Valentine looked as he always had, a big man in modified Shadowhunter gear, his broad, thick shoulders at odds with his sharply planed, fine-featured face. He had the Mortal Sword strapped across his back along with a bulky satchel. He wore a wide belt with numerous weapons thrust through it: thick hunting daggers, narrow dirks, and skinning knives. Staring at Valentine from behind the rock, Jace felt as he always did now when he thought of his father—a persistent familial affection corroded through with bleakness, disappointment, and mistrust.

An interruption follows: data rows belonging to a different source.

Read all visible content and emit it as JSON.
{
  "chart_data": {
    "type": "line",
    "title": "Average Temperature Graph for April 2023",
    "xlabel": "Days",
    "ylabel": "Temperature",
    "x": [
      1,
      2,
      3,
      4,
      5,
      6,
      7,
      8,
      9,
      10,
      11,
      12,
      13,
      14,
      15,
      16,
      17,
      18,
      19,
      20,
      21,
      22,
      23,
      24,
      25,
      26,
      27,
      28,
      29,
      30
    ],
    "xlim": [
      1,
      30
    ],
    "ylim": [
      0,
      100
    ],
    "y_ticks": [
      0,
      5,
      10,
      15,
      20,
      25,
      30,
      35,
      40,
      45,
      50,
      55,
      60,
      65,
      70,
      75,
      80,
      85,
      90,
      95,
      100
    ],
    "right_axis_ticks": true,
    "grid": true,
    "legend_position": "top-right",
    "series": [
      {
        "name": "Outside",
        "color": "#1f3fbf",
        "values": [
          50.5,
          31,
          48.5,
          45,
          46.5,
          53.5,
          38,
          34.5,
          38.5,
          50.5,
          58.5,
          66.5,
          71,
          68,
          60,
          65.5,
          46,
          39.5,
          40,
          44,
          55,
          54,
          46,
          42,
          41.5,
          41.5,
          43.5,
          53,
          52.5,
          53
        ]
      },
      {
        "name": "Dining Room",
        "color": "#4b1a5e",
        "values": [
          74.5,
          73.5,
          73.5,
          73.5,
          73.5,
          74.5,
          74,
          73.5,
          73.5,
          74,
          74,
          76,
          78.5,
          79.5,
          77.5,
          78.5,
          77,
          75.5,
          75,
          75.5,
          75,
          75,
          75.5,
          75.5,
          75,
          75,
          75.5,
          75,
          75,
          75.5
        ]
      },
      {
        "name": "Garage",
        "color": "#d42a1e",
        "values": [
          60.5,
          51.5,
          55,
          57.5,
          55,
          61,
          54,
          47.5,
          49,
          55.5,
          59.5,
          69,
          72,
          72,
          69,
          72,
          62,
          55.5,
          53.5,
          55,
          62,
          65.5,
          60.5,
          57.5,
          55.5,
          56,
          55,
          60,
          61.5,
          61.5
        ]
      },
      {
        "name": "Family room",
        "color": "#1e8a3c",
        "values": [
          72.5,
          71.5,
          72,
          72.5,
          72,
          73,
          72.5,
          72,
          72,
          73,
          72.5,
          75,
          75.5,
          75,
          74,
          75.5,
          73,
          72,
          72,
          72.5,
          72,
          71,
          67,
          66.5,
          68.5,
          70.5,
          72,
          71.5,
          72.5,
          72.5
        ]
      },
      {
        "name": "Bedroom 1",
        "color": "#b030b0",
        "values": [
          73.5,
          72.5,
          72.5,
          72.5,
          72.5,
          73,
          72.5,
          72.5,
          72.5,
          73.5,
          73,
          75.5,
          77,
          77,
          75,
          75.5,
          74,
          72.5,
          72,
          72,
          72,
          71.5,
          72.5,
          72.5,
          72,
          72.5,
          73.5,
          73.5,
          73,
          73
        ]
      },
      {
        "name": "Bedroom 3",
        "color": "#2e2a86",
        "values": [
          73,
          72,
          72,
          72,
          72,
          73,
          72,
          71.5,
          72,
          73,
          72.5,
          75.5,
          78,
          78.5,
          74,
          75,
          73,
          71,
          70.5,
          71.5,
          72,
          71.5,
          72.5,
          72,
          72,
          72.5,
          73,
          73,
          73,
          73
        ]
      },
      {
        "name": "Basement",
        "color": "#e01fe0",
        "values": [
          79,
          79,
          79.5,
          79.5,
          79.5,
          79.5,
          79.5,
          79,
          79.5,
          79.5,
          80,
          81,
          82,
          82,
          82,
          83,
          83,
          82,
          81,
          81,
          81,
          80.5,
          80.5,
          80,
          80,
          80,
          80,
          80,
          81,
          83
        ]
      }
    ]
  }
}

It was strange seeing his father with Sebastian, who looked—different. He wore gear as well, and a long silver-hilted sword strapped at his waist, but it wasn’t what he was wearing that struck Jace as odd. It was his hair, no longer a cap of dark curls but fair, shining-fair, a sort of white-gold. It suited him, actually, better than the dark hair had; his skin no longer looked so startlingly pale. He must have dyed his hair to resemble the real Sebastian Verlac, and this was what he really looked like. A sour, roiling wave of hatred coursed through Jace, and it was all he could do to stay hidden behind the rock and not lunge forward to wrap his hands around Sebastian’s throat.

Hugo cawed again and swooped down to land on Valentine’s shoulder. An odd pang went through Jace, seeing the raven in the posture that had become so familiar to him over the years he’d known Hodge. Hugo had practically lived on the tutor’s shoulder, and seeing him on Valentine’s felt oddly foreign, even wrong, despite everything Hodge had done.

Valentine reached up and stroked the bird’s glossy feathers, nodding as if the two of them were deep in conversation. Sebastian watched, his pale eyebrows arched. “Any word from Alicante?” he said as Hugo lifted himself from Valentine’s shoulder and soared into the air again, his wings brushing the gemlike tips of the stalactites.

“Nothing as comprehensible as I would like,” Valentine said. The sound of his father’s voice, cool and unruffled as ever, went through Jace like an arrow. His hands twitched involuntarily and he pressed them hard against his sides, grateful for the bulk of the rock hiding him from view. “One thing is certain. The Clave is allying itself with Lucian’s force of Downworlders.”